STEPHEN LEWIS talks to York author Donna Hay, whose new book Goodbye Ruby Tuesday concerns strong women and embarrassing mums.

IT'S a fact of life that teenage girls always feel embarrassed by their mums, says Donna Hay. Her own 14-year-old daughter Harriet is already beginning to demonstrate the first signs of this healthy tendency.

"She said to me the other day 'you won't carry on dying your hair when you're old, will you, mum?', and 'you won't still be wearing jeans when you're old, will you?'" Donna says with a giggle.

The York author doesn't divulge just how long her hair-dying and jeans-wearing will continue, but it's fair to assume it could be for some time yet. "A friend said to me once, 'if you're not embarrassing your children, you're not enjoying life'," she says.

Hopefully for her daughter's sake, Harriet's embarrassment won't last as long as that of the central character in Donna's new novel.

In Goodbye Ruby Tuesday, successful 30-something London management consultant Roo Hennessey is forced to return to her roots in the fictional West Yorkshire town of Normanford to help turn around an ailing furniture-making company.
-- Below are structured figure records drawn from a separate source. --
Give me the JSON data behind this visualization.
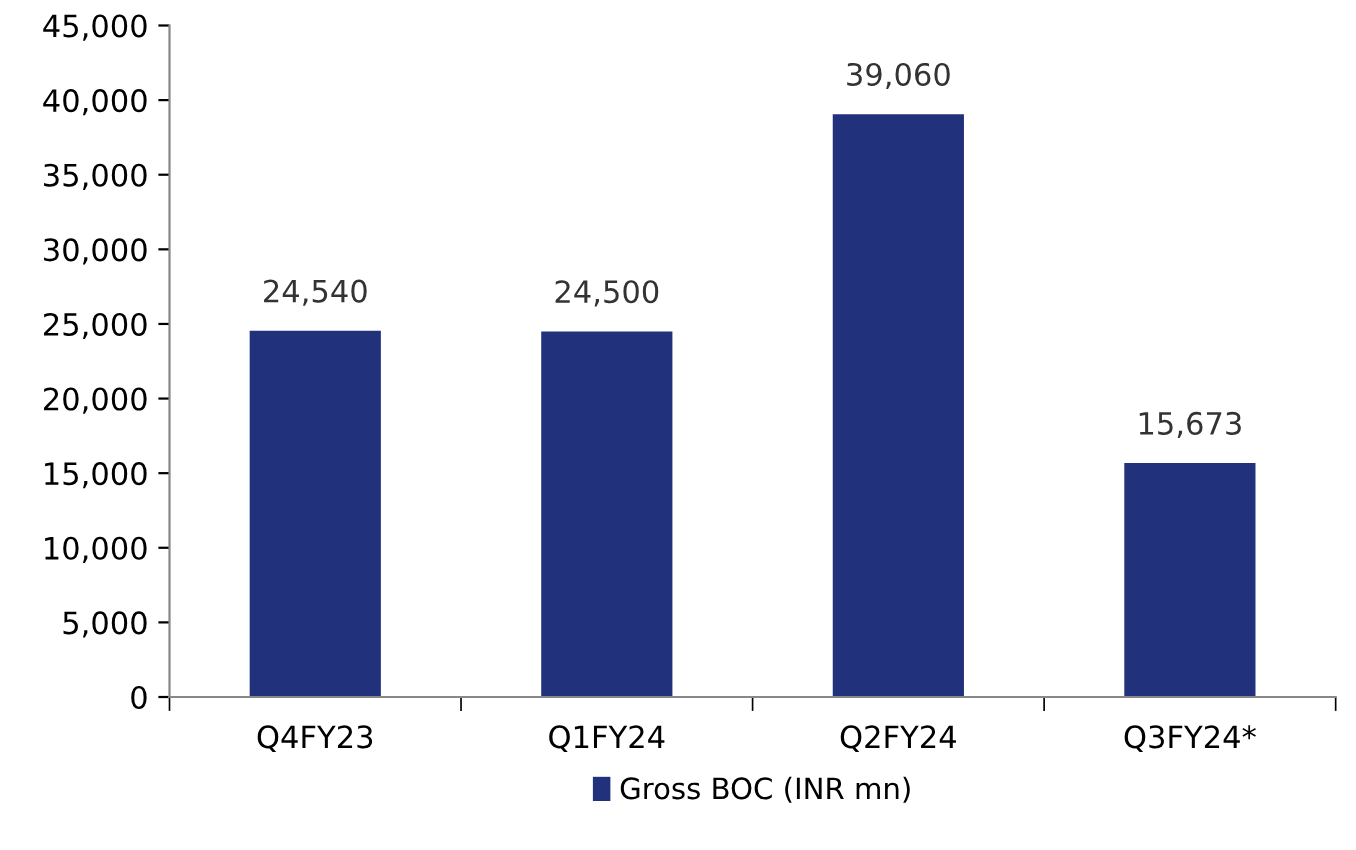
{
  "chart_data": {
    "type": "bar",
    "categories": [
      "Q4FY23",
      "Q1FY24",
      "Q2FY24",
      "Q3FY24*"
    ],
    "series": [
      {
        "name": "Gross BOC (INR mn)",
        "color": "#22317b",
        "values": [
          24540,
          24500,
          39060,
          15673
        ]
      }
    ],
    "ylim": [
      0,
      45000
    ],
    "yticks": [
      {
        "value": 0,
        "label": "0"
      },
      {
        "value": 5000,
        "label": "5,000"
      },
      {
        "value": 10000,
        "label": "10,000"
      },
      {
        "value": 15000,
        "label": "15,000"
      },
      {
        "value": 20000,
        "label": "20,000"
      },
      {
        "value": 25000,
        "label": "25,000"
      },
      {
        "value": 30000,
        "label": "30,000"
      },
      {
        "value": 35000,
        "label": "35,000"
      },
      {
        "value": 40000,
        "label": "40,000"
      },
      {
        "value": 45000,
        "label": "45,000"
      }
    ],
    "value_labels": [
      "24,540",
      "24,500",
      "39,060",
      "15,673"
    ],
    "legend": "bottom",
    "grid": false
  }
}
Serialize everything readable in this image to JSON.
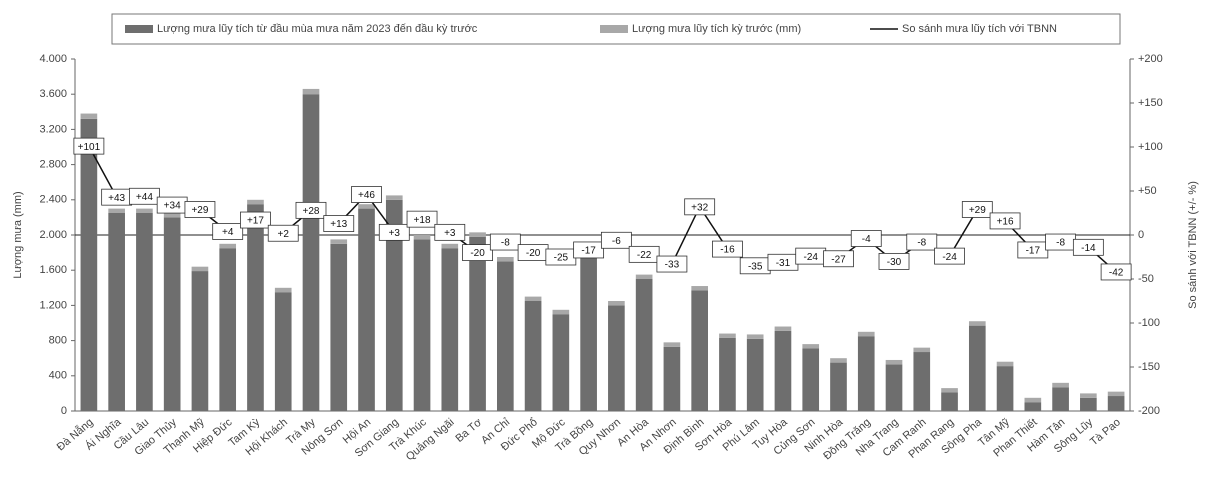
{
  "chart_data": {
    "type": "bar",
    "y_label": "Lượng mưa (mm)",
    "y2_label": "So sánh với TBNN (+/- %)",
    "categories": [
      "Đà Nẵng",
      "Ái Nghĩa",
      "Cầu Lâu",
      "Giao Thủy",
      "Thạnh Mỹ",
      "Hiệp Đức",
      "Tam Kỳ",
      "Hội Khách",
      "Trà My",
      "Nông Sơn",
      "Hội An",
      "Sơn Giang",
      "Trà Khúc",
      "Quảng Ngãi",
      "Ba Tơ",
      "An Chỉ",
      "Đức Phổ",
      "Mộ Đức",
      "Trà Bồng",
      "Quy Nhơn",
      "An Hòa",
      "An Nhơn",
      "Định Bình",
      "Sơn Hòa",
      "Phú Lâm",
      "Tuy Hòa",
      "Củng Sơn",
      "Ninh Hòa",
      "Đồng Trăng",
      "Nha Trang",
      "Cam Ranh",
      "Phan Rang",
      "Sông Pha",
      "Tân Mỹ",
      "Phan Thiết",
      "Hàm Tân",
      "Sông Lũy",
      "Tà Pao"
    ],
    "series": [
      {
        "name": "Lượng mưa lũy tích từ đầu mùa mưa năm 2023 đến đầu kỳ trước",
        "color": "#6e6e6e",
        "values": [
          3320,
          2250,
          2250,
          2200,
          1590,
          1850,
          2350,
          1350,
          3600,
          1900,
          2300,
          2400,
          1950,
          1850,
          1980,
          1700,
          1250,
          1100,
          1800,
          1200,
          1500,
          730,
          1370,
          830,
          820,
          910,
          710,
          550,
          850,
          530,
          670,
          210,
          970,
          510,
          100,
          270,
          150,
          170
        ]
      },
      {
        "name": "Lượng mưa lũy tích kỳ trước (mm)",
        "color": "#a8a8a8",
        "values": [
          60,
          50,
          50,
          50,
          50,
          50,
          50,
          50,
          60,
          50,
          50,
          50,
          50,
          50,
          50,
          50,
          50,
          50,
          50,
          50,
          50,
          50,
          50,
          50,
          50,
          50,
          50,
          50,
          50,
          50,
          50,
          50,
          50,
          50,
          50,
          50,
          50,
          50
        ]
      },
      {
        "name": "So sánh mưa lũy tích với TBNN",
        "color": "#111111",
        "type": "line",
        "axis": "y2",
        "values": [
          101,
          43,
          44,
          34,
          29,
          4,
          17,
          2,
          28,
          13,
          46,
          3,
          18,
          3,
          -20,
          -8,
          -20,
          -25,
          -17,
          -6,
          -22,
          -33,
          32,
          -16,
          -35,
          -31,
          -24,
          -27,
          -4,
          -30,
          -8,
          -24,
          29,
          16,
          -17,
          -8,
          -14,
          -42
        ],
        "value_labels": [
          "+101",
          "+43",
          "+44",
          "+34",
          "+29",
          "+4",
          "+17",
          "+2",
          "+28",
          "+13",
          "+46",
          "+3",
          "+18",
          "+3",
          "-20",
          "-8",
          "-20",
          "-25",
          "-17",
          "-6",
          "-22",
          "-33",
          "+32",
          "-16",
          "-35",
          "-31",
          "-24",
          "-27",
          "-4",
          "-30",
          "-8",
          "-24",
          "+29",
          "+16",
          "-17",
          "-8",
          "-14",
          "-42"
        ]
      }
    ],
    "ylim": [
      0,
      4000
    ],
    "yticks": [
      0,
      400,
      800,
      {
        "value": 1200,
        "label": "1.200"
      },
      {
        "value": 1600,
        "label": "1.600"
      },
      {
        "value": 2000,
        "label": "2.000"
      },
      {
        "value": 2400,
        "label": "2.400"
      },
      {
        "value": 2800,
        "label": "2.800"
      },
      {
        "value": 3200,
        "label": "3.200"
      },
      {
        "value": 3600,
        "label": "3.600"
      },
      {
        "value": 4000,
        "label": "4.000"
      }
    ],
    "y2lim": [
      -200,
      200
    ],
    "y2ticks": [
      -200,
      -150,
      -100,
      -50,
      0,
      {
        "value": 50,
        "label": "+50"
      },
      {
        "value": 100,
        "label": "+100"
      },
      {
        "value": 150,
        "label": "+150"
      },
      {
        "value": 200,
        "label": "+200"
      }
    ],
    "legend": "top"
  }
}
And, as she knows before she sets out, going back to Normanford means running the gauntlet of her horribly embarrassing mum Sadie.

Roo was born Ruby Tuesday Moon, and she grew up hating everything about her life - her name, her hand-me-down clothes, and her mother's habit of turning up to school parents' evenings dressed like Shirley Bassey. Most of all, she hated being the daughter of Normanford's only single parent, failed nightclub singer and goodtime girl Sadie Moon.

As soon as she could Roo escaped, changed her name, and built a new life in London.

Now she is back, the uptight London management expert parachuted in to sort out an ailing local firm. But to her horror Sadie, now in her 50s, is as embarrassing - and as inappropriately dressed - as ever.

What follows is a warm-hearted family saga in which four strong women - Roo, Sadie, Roo's grandmother Nanna Moon and her cousin Cat, who Roo believes unfairly stole her childhood boyfriend - circle warily around each-other and gradually learn to understand and forgive.

There is a dash of romance thrown in - Donna did, after all, make her name as a romantic novelist - but the men in the book are pale and unconvincing figures in comparison to the four women, who burst with vitality.

"They are all fairly feisty women," Donna admits, "and it was the relationships between them that really interested me. I wanted to do a story dealing with Coronation Street-type characters, strong women who hold the family together."

Roo, Cat, Nanna Moon and Sadie are all that, in their way. By cleverly switching narrators, the story unfolds from the point of view of each of them in turn. Roo slowly unthaws, hairdresser Cat, who despite marrying Roo's childhood sweetheart Billy has always felt second best to her cousin, rediscovers her confidence, and Nanna Moon bangs heads together as and when necessary.

But it is Sadie for whom Donna clearly has the softest spot. Donna's own mother, like Sadie, was a teenage mum, and Sadie's larger-than-life character springs from the page. Sadie never told Roo who her father was - but gradually, the reader (and a hostile Roo herself) discover the tragic secret behind Roo's birth, when Sadie was 16. It's an emotional journey that packs real punch without ever turning the corner into sentimentality.

"I loved the idea of this woman who had apparently never grown up, who is still perceived as acting like a teenager," Donna says. "She sprang fully-formed from my head. Everybody's mother embarrasses them to a certain extent, and I thought what if their mother is still embarrassing them in their 30s?

"But actually they have all got Sadie totally wrong - her own mum, her daughter, all of them. She's had all this grief in her life, and she's actually shown a lot of forbearance."